Generative Adversarial Stacked Autoencoders for Facial Pose Normalization and Emotion Recognition
Ariel Ruiz-Garcia, Vasile Palade, Mark Elshaw, Mariette Awad

TL;DR
This paper introduces a novel Generative Adversarial Stacked Autoencoder that normalizes facial pose and improves emotion recognition accuracy across diverse datasets using innovative convolutional layers and a new training algorithm.
Contribution
It presents a new autoencoder architecture with a specialized convolutional layer and a novel training algorithm for robust facial pose normalization and emotion recognition.
Findings
Achieved state-of-the-art performance on multiple facial emotion datasets.
Effectively normalizes facial pose up to ±60 degrees.

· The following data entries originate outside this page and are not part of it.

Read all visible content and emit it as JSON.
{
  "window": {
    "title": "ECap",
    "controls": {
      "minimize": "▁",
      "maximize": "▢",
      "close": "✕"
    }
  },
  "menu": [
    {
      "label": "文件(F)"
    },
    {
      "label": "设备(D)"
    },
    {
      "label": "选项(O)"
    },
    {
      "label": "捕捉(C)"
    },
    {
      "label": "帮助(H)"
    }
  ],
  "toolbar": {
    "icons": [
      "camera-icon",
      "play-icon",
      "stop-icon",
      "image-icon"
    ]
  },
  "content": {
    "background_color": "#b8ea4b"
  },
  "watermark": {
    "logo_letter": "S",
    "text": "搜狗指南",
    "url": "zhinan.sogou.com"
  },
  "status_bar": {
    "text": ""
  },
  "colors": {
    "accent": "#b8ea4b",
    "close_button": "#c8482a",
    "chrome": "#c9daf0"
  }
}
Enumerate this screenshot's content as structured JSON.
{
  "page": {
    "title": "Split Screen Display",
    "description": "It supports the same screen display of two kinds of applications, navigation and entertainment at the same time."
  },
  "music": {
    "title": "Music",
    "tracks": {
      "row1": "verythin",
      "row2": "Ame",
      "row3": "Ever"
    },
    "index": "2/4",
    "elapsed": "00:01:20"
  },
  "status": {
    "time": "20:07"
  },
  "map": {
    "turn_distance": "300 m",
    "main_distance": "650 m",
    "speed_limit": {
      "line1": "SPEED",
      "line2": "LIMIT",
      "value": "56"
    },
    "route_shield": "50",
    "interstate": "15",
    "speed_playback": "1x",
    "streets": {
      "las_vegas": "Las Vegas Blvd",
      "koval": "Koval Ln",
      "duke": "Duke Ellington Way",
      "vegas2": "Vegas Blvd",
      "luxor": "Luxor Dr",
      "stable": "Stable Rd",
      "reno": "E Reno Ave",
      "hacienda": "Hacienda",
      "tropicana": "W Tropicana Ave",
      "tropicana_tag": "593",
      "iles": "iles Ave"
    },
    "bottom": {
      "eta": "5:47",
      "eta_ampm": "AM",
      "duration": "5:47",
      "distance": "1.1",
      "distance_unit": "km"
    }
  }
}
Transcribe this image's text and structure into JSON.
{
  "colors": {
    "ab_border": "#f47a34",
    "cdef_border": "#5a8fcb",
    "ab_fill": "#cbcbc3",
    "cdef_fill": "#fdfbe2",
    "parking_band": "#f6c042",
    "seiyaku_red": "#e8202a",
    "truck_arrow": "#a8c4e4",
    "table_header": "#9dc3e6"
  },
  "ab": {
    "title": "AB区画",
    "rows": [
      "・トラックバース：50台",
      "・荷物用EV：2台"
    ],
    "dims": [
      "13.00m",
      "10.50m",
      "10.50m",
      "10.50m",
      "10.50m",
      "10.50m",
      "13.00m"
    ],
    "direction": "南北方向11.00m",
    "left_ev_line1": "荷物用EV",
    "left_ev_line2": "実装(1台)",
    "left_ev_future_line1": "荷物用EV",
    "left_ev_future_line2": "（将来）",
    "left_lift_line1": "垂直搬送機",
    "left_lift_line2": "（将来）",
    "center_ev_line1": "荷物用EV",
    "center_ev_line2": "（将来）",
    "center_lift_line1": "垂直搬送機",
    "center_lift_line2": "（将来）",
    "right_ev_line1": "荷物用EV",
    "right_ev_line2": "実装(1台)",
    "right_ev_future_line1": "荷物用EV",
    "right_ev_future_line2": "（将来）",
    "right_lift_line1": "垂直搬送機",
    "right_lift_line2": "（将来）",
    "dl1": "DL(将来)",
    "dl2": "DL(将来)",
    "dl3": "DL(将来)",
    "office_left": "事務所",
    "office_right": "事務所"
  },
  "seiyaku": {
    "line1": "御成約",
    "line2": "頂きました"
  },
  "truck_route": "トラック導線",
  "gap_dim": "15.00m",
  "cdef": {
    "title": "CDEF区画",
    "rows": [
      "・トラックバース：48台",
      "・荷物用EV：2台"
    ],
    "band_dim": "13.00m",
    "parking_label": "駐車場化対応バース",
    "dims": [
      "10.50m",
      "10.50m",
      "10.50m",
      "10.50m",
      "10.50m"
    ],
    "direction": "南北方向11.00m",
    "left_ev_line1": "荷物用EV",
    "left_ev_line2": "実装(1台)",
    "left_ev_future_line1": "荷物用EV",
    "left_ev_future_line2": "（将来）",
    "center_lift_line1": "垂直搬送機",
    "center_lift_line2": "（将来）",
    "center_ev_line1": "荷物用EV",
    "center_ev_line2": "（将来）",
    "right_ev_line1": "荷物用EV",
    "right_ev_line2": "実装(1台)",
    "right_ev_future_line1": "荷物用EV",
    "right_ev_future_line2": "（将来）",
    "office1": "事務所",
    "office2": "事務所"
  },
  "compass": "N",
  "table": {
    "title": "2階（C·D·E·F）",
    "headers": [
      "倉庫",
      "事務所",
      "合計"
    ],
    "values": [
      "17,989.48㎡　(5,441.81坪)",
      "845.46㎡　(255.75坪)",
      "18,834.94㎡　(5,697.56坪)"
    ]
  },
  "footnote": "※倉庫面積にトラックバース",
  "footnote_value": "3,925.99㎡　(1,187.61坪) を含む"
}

Demonstrates efficiency and robustness in wild conditions.
Abstract
In this work, we propose a novel Generative Adversarial Stacked Autoencoder that learns to map facial expressions, with up to plus or minus 60 degrees, to an illumination invariant facial representation of 0 degrees. We accomplish this by using a novel convolutional layer that exploits both local and global spatial information, and a convolutional layer with a reduced number of parameters that exploits facial symmetry. Furthermore, we introduce a generative adversarial gradual greedy layer-wise learning algorithm designed to train Adversarial Autoencoders in an efficient and incremental manner. We demonstrate the efficiency of our method and report state-of-the-art performance on several facial emotion recognition corpora, including one collected in the wild.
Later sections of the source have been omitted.